Peccato, un vero peccato, che un libro così arrivi con quasi vent’anni di ritardo.

Lo avremmo preferito prima, quando si procedeva per intuizioni e sensorialità individuali, quando ci dicevano: “sei esagerato e negativo”, mentre si svolgeva la grande festa del nuovo esserci, quando  il grande giornalismo (penso al compianto Giuseppe D’avanzo) già rivelava la menzogna collettiva. Altre figure rivelavano “il narcisismo irrisolto” mentre la psicoanalisi dormiva. Il grande reportage giornalistico ha fatto molto di più. Il libro dell’Argentieri arriva in ritardo scandaloso all’appuntamento. Vi arriva splendidamente, certo, ma lo leggiamo con gli occhi conficcati dietro la schiena. Il primo capitolo del libro, “la malafede come nevrosi” annuncia un esordio di grande interesse soprattutto quando ci si riferisce ai soggetti, al “lettino, come la studiosa ancora li definisce. Successivamente, nella “diluizione” sociale e collettiva, tutto sembra via via indebolirsi andandosi ad intrecciare ad uno sguardo ombelicale ove la psicoanalisi guarda se stessa e fissa i suoi punti di ricerca, pur con una onestà sorprendente quando, a proposito della “malefede” l’Argentieri scrive: “… il problema maggiore è che purtroppo neanche gli psicoanalisti sono al riparo dal rischio della malafede, sia come singoli terapeuti, sia come membri di istituzioni. Paradossalmente, per chi conosce i ‘trucchi’ dell’inconscio è più forte la tentazione di interpretare a proprio vantaggio la realtà e i conflitti con gli altri.”

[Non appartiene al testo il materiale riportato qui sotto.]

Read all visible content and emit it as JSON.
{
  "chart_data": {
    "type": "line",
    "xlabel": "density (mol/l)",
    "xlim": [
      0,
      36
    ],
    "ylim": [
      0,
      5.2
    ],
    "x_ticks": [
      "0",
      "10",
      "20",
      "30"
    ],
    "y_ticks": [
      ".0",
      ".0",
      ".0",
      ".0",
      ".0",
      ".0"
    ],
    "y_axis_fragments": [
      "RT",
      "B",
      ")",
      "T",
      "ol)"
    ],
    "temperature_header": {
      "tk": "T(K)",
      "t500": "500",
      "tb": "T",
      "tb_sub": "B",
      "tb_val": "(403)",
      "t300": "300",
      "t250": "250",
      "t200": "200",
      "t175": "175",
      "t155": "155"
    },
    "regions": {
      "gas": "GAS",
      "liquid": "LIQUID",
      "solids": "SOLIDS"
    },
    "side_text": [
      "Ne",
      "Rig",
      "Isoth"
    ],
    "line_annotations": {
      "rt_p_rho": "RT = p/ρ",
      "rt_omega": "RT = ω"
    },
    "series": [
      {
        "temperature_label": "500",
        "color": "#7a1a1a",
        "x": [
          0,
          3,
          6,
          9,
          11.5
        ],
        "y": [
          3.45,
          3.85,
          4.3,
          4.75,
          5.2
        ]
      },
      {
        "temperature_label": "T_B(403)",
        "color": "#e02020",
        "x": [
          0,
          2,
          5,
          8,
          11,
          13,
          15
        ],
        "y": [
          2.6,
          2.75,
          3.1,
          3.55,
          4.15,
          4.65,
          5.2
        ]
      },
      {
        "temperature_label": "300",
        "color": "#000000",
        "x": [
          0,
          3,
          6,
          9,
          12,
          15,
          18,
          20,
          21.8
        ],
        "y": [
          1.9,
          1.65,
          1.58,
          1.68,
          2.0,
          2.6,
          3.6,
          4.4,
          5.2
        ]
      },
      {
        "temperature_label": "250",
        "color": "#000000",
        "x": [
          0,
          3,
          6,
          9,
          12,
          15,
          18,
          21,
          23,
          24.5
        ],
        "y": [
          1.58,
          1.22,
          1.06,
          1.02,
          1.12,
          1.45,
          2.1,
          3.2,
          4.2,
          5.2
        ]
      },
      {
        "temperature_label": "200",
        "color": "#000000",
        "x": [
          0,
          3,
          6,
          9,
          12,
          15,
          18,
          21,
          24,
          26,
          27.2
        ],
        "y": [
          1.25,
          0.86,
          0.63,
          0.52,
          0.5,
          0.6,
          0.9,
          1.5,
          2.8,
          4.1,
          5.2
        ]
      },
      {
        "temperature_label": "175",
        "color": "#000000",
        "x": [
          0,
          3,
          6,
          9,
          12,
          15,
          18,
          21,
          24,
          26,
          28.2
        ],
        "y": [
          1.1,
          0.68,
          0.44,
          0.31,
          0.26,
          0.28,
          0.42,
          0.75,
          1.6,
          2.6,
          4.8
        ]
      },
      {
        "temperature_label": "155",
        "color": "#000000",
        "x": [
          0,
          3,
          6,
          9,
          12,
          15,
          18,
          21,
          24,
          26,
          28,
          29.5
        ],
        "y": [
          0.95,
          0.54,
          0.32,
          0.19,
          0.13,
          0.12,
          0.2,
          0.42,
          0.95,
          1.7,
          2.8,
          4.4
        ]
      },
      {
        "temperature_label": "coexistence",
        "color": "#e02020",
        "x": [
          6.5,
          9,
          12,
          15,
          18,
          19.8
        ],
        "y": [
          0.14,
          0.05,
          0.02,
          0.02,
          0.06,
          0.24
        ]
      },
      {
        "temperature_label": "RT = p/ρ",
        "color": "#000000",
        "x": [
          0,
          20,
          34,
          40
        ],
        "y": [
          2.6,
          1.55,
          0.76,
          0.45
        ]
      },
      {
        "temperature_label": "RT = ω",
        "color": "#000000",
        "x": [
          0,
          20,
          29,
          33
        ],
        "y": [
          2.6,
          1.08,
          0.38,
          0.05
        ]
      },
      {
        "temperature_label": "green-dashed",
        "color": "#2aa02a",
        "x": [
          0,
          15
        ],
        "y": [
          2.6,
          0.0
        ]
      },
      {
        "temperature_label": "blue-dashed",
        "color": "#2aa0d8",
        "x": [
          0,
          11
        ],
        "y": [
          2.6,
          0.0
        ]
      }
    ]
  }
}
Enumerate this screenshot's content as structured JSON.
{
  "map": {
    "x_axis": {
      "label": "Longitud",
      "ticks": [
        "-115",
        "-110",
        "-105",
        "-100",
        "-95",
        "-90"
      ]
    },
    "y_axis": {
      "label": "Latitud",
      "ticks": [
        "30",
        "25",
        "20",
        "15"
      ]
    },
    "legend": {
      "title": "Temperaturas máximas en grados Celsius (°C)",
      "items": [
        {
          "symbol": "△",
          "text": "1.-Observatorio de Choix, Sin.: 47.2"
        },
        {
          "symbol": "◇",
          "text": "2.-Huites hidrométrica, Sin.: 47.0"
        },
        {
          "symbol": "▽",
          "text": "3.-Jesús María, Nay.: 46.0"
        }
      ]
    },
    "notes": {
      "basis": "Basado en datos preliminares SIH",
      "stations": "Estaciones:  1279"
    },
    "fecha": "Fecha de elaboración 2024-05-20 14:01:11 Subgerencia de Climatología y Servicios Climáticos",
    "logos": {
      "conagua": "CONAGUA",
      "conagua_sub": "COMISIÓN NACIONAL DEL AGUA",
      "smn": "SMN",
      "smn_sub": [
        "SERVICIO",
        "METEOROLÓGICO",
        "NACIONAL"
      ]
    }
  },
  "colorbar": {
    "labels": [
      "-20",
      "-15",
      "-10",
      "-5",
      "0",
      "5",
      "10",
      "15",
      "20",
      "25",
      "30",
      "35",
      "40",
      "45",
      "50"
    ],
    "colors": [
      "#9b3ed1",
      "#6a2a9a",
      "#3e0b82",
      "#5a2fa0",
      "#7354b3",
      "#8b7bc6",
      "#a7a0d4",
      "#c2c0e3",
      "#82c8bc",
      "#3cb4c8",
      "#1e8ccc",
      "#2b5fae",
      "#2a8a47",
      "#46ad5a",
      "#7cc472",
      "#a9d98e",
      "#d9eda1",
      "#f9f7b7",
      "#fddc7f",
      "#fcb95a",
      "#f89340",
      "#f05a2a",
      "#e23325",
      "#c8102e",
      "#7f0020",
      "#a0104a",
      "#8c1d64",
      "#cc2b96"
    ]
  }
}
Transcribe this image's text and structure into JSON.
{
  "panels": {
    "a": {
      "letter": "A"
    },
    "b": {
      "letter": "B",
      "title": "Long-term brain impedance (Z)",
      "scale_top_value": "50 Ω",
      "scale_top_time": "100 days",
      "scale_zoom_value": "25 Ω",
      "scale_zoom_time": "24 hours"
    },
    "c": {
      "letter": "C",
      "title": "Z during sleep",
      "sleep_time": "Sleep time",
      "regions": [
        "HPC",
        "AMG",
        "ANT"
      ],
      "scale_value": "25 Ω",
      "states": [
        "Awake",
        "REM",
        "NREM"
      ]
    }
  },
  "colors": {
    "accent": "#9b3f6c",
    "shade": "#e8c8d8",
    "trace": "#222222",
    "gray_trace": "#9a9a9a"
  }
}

Gran parte del libro vuol fare i conti, ma non più di tanto, con la propria disciplina, e leggere anche la contemporaneità. Ma allora a chi si rivolge? Più o meno inconsapevolmente – al di là di brillanti enunciati, alcuni memorabili – elegantemente, e con riferimenti storici puntuali – inconsapevolmente e “ambiguamente” la psicoanalisi sembra ritirarsi, non essendo più in grado di proferire enunciati chiari.

Si maschera – e maschera il mondo – in un fraseggio ove il senso è come occultato. Nei momenti in cui ci aspettiamo qualcosa, una “decisione”, una “scelta”, “un affondo” (sì, affondare, entrare nelle viscere con il rischio dell’errore professionale-accademico), il libro ci lascia afflosciati nella delusione. Ma sono anni che è così. Titoli accativanti e seducenti, un capitoletto appena avventuroso ed il resto conformista e consolatorio. Un vero peccato. Quello che manca in questo libro lo scriveremo tutti noi nelle nostre esperienze quotidiane. È un libro stimolante. Ma abbiamo bisogno di ben altro. Siamo bisognosi di skandalon.